What Is P-Value?

In statistics, the p-value is the probability of obtaining results at least as extreme as the observed results of a statistical hypothesis test, assuming that the null hypothesis is correct. The p-value is used as an alternative to rejection points to provide the smallest level of significance at which the null hypothesis would be rejected. A smaller p-value means that there is stronger evidence in favor of the alternative hypothesis.

Key Takeaways

  • A p-value is a measure of the probability that an observed difference could have occurred just by random chance.
  • The lower the p-value, the greater the statistical significance of the observed difference.
  • P-value can be used as an alternative to or in a addition to pre-selected confidence levels for hypothesis testing.
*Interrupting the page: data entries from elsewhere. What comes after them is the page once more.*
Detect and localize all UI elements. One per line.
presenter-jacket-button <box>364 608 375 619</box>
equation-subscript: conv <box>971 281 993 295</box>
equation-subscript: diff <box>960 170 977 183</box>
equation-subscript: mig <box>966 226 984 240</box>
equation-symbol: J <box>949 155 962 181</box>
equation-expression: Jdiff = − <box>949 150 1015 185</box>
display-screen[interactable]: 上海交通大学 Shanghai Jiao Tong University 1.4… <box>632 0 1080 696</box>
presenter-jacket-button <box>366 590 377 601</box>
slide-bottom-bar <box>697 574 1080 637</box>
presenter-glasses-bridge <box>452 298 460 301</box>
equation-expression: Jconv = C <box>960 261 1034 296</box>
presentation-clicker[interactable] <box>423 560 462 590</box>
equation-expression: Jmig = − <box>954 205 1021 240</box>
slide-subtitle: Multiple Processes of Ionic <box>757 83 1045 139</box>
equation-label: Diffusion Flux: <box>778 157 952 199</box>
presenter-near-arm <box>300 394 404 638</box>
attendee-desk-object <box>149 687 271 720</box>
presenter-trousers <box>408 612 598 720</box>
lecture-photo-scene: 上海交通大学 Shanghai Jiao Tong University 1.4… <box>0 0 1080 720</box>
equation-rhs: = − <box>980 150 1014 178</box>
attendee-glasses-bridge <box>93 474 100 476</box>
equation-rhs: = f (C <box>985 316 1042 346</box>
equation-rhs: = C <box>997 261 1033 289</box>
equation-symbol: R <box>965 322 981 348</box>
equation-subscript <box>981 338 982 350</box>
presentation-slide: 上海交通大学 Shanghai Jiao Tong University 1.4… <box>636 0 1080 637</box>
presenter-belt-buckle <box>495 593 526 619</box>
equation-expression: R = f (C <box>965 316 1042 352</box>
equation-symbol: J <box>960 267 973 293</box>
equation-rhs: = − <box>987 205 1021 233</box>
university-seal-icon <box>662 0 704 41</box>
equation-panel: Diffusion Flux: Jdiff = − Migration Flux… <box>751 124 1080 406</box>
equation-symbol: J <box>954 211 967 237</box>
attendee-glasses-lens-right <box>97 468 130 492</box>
How Is P-Value Calculated?

P-values are usually found using p-value tables or spreadsheets/statistical software. These calculations are based on the assumed or known probability distribution of the specific statistic being tested. P-values are calculated from the deviation between the observed value and a chosen reference value, given the probability distribution of the statistic, with a greater difference between the two values corresponding to a lower p-value. Mathematically, the p-value is calculated using integral calculus from the area under the probability distribution curve for all values of statistic that are at least as far from the reference value as the observed value is, relative to the total area under the probability distribution curve. In a nutshell, the greater the difference between two observed values, the less likely it is that the difference is due to simple random chance, and this is reflected by a lower p-value.

P-Value Approach to Hypothesis Testing

The p-value approach to hypothesis testing uses the calculated probability to determine whether there is evidence to reject the null hypothesis. The null hypothesis, also known as the conjecture, is the initial claim about a population (or data generating process). The alternative hypothesis states whether the population parameter differs from the value of the population parameter stated in the conjecture.

In practice, the significance level is stated in advance to determine how the small the p-value must be in order to reject the null hypothesis. Because different researchers use different levels of significance when examining a question, a reader may sometimes have difficulty comparing results from two different tests. P-values provide a solution to this problem.

For example, suppose a study comparing returns from two particular assets were undertaken by different researchers who used the same data but different significance levels. The researchers might come to opposite conclusions regarding whether the assets differ. If one researcher used confidence level of 90% and the other required a confidence level of 95% to reject the null hypothesis and the p-value of the observed difference between the two returns was 0.08 (corresponding to a confidence level of 92%) then the first researcher would find that the two assets have a difference that is statistically significant, while the second would find no statistically significant difference between the returns.

To avoid this problem, the researchers could report the p-value of the hypothesis test and allow the reader to interpret the statistical significance themselves. This is called a p-value approach to hypothesis testing. An independent observer could note the p-value, and decide for herself whether that represents a statistically significant difference or not.

Real-World Example of P-Value

Assume an investor claims that their investment portfolio's performance is equivalent to that of the Standard & Poor's (S&P) 500 Index. To determine this, the investor conducts a two-tailed test. The null hypothesis states that the portfolio's returns are equivalent to the S&P 500's returns over a specified period, while the alternative hypothesis states that the portfolio's returns and the S&P 500's returns are not equivalent. (If the investor conducted a one-tailed test, the alternative hypothesis would state that the portfolio's returns are either less than or greater than the S&P 500's returns.)

P-value hypothesis test does not necessarily make use of a pre-selected confidence level at which the investor should reset the null hypothesis that the returns are equivalent. Instead, it provides a measure of how much evidence there is to reject the null hypothesis. The smaller the p-value, the greater the evidence against the null hypothesis. Thus, if the investor finds that the p-value is 0.001, there is strong evidence against the null hypothesis, and the investor can confidently conclude the portfolio's returns and the S&P 500's returns are not be equivalent.

Though this does not provide an exact threshold as to when the investor should accept or reject the null hypothesis, it does have another very practical advantage. P-value hypothesis testing offers a direct way to compare the relative confidence that the investor can have when choosing among multiple different types of investments or portfolios, relative to a benchmark such as the S&P 500. For example for two portfolios, A and B, whose performance differs from the S&P 500 with p-values of 0.10 and 0.01 respectively, the investor can be much more confident that portfolio B, with a lower p-value will actually show consistently different results.